After telling you all about my first impressions of Axum it’s now time to tell you about the hospital where I will be working for the next year. I’ve spent two weeks working at Axum St Mary hospital so far, mainly shadowing the two Masters in Paediatric staff who run the paediatric department. The hospital consists of a number of concrete buildings spread out over grounds filled with dusty tracks, concrete pathways, trees and grass borders. There is a large outpatient area, medical ward, surgical ward with attached operating room, ophthalmology outpatients out the back, gynaecology ward, and finally the paediatric ward (that was one of the residences for junior doctors once upon a time). There is an emergency department but this is mainly where people are seen out of hours and consists of a room with 3 trolleys in it. The tests available are FBC, blood film, screening for some tropical diseases, biochemistry (apart from the fact that the machine is broken), microscopy of urine, stool and CSF but no cultures and also X-rays and ultrasound scans. Compared to some places this is actually quite a lot of tests.
The routine of the hospital is slower paced than the UK. The day starts at about 8am, lunch is from 12-12.30 until 2pm and then the day finishes at 5pm. Out of hours the whole hospital is staffed by 1 or 2 junior doctors. On Monday, Wednesday and Friday the day starts with ‘morning meeting’ in the medical directors office where all of the admissions are discussed. The day then splits for paediatrics with one person going into the OPD (outpatient department) and the other going to the paediatric ward to do rounds and see new admissions. In the OPD patients come after being seen in triage which seems to just consist of a respiratory rate being done! As there are no GP’s the children seen range from a baby with a dipper rash to sepsis, malnutrition and severe pneumonia.
If a decision is made to admit a child they make their way to the paediatric ward. The ward is a series of interconnecting rooms: one for the neonates and one for children with malnutrition who also spill over into other rooms, the rest of the children are spread out between four rooms.
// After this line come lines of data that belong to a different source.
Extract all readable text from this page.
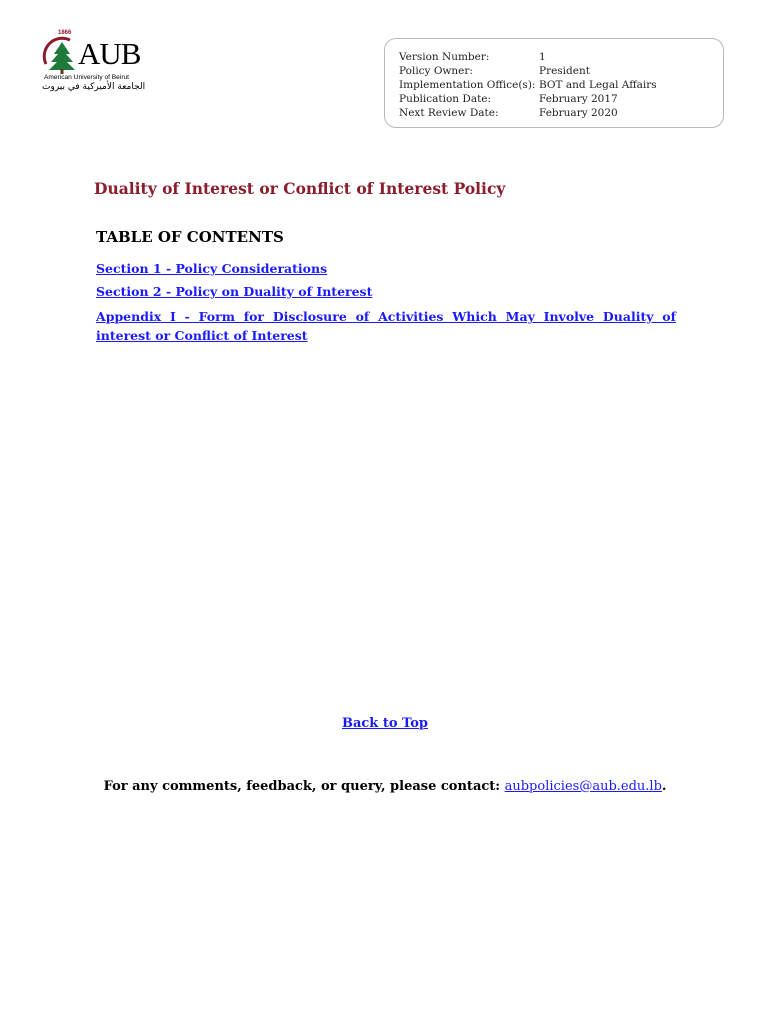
1866
AUB
American University of Beirut
الجامعة الأميركية في بيروت
Version Number:	1
Policy Owner:	President
Implementation Office(s): BOT and Legal Affairs
Publication Date:	February 2017
Next Review Date:	February 2020
Duality of Interest or Conflict of Interest Policy
TABLE OF CONTENTS
Section 1 - Policy Considerations
Section 2 - Policy on Duality of Interest
Appendix I - Form for Disclosure of Activities Which May Involve Duality of interest or Conflict of Interest
Back to Top
For any comments, feedback, or query, please contact: aubpolicies@aub.edu.lb.
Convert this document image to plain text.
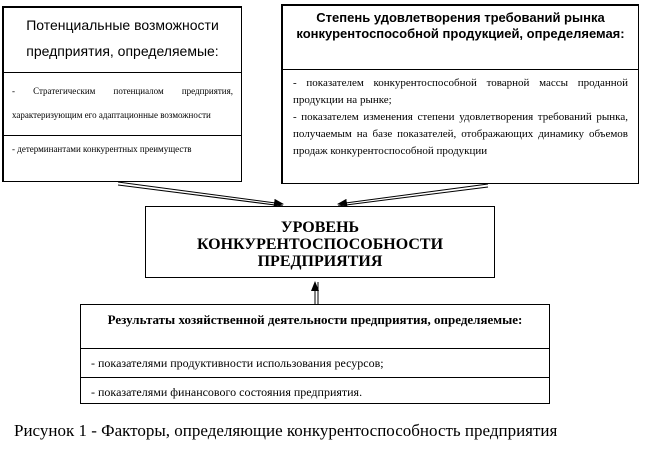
Потенциальные возможности предприятия, определяемые:
- Стратегическим потенциалом предприятия, характеризующим его адаптационные возможности
- детерминантами конкурентных преимуществ
Степень удовлетворения требований рынка конкурентоспособной продукцией, определяемая:

- показателем конкурентоспособной товарной массы проданной продукции на рынке;

- показателем изменения степени удовлетворения требований рынка, получаемым на базе показателей, отображающих динамику объемов продаж конкурентоспособной продукции

УРОВЕНЬ
КОНКУРЕНТОСПОСОБНОСТИ
ПРЕДПРИЯТИЯ
Результаты хозяйственной деятельности предприятия, определяемые:
- показателями продуктивности использования ресурсов;
- показателями финансового состояния предприятия.
Рисунок 1 - Факторы, определяющие конкурентоспособность предприятия
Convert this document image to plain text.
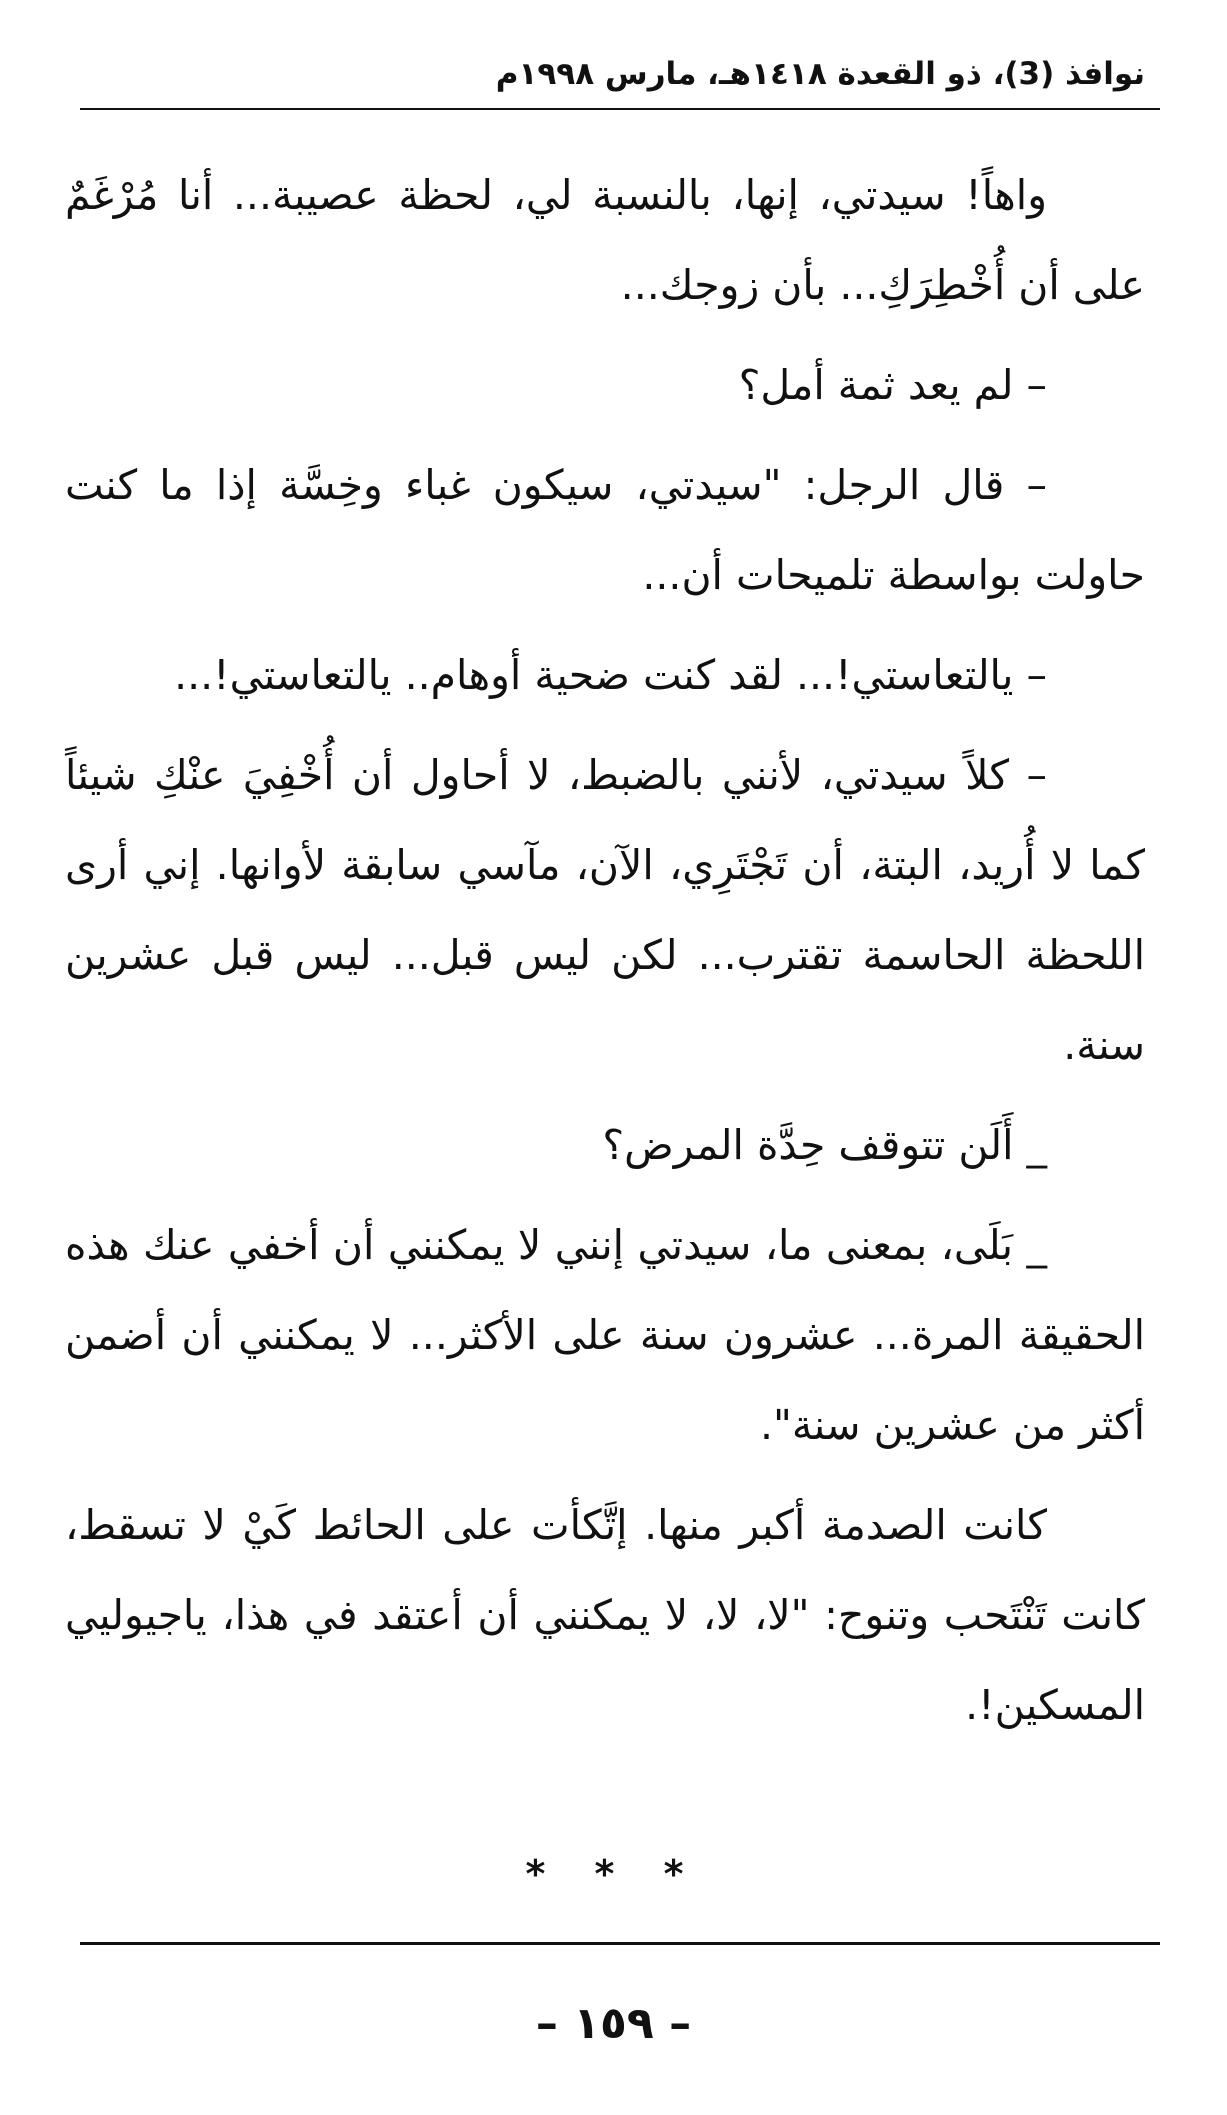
نوافذ (3)، ذو القعدة ١٤١٨هـ، مارس ١٩٩٨م

واهاً! سيدتي، إنها، بالنسبة لي، لحظة عصيبة... أنا مُرْغَمٌ على أن أُخْطِرَكِ... بأن زوجك...

– لم يعد ثمة أمل؟

– قال الرجل: "سيدتي، سيكون غباء وخِسَّة إذا ما كنت حاولت بواسطة تلميحات أن...

– يالتعاستي!... لقد كنت ضحية أوهام.. يالتعاستي!...

– كلاً سيدتي، لأنني بالضبط، لا أحاول أن أُخْفِيَ عنْكِ شيئاً كما لا أُريد، البتة، أن تَجْتَرِي، الآن، مآسي سابقة لأوانها. إني أرى اللحظة الحاسمة تقترب... لكن ليس قبل... ليس قبل عشرين سنة.

_ أَلَن تتوقف حِدَّة المرض؟

_ بَلَى، بمعنى ما، سيدتي إنني لا يمكنني أن أخفي عنك هذه الحقيقة المرة... عشرون سنة على الأكثر... لا يمكنني أن أضمن أكثر من عشرين سنة".

كانت الصدمة أكبر منها. إتَّكأت على الحائط كَيْ لا تسقط، كانت تَنْتَحب وتنوح: "لا، لا، لا يمكنني أن أعتقد في هذا، ياجيوليي المسكين!.

* * *
– ١٥٩ –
The sickest children seem to be in the room furthest away from the staff room. Flies buzz around the children and the curtains in the neonatal room seem to be crawling with mosquitoes. Some of the beds have mosquito nets but not all of them. After admission or after the morning ward round parents are sent off with prescriptions and requests for tests to get the various things needed and also to pay for them. The commonest things children are admitted with are malnutrition, pneumonia and neonatal sepsis. Some of the more unusual cases I’ve seen, from my point of view at least, are visceral lishmaniasis and cutaneous anthrax.
Everyone that I have met from the doctors to the nurses have been friendly and helpful. The nurses especially have fabulous including making fun of my language skills and trying to teach me Tigrinya. So far I have learnt greetings and some medical terms. Their aim they have told me is to make me fluent in Tigrinya by the end of the year!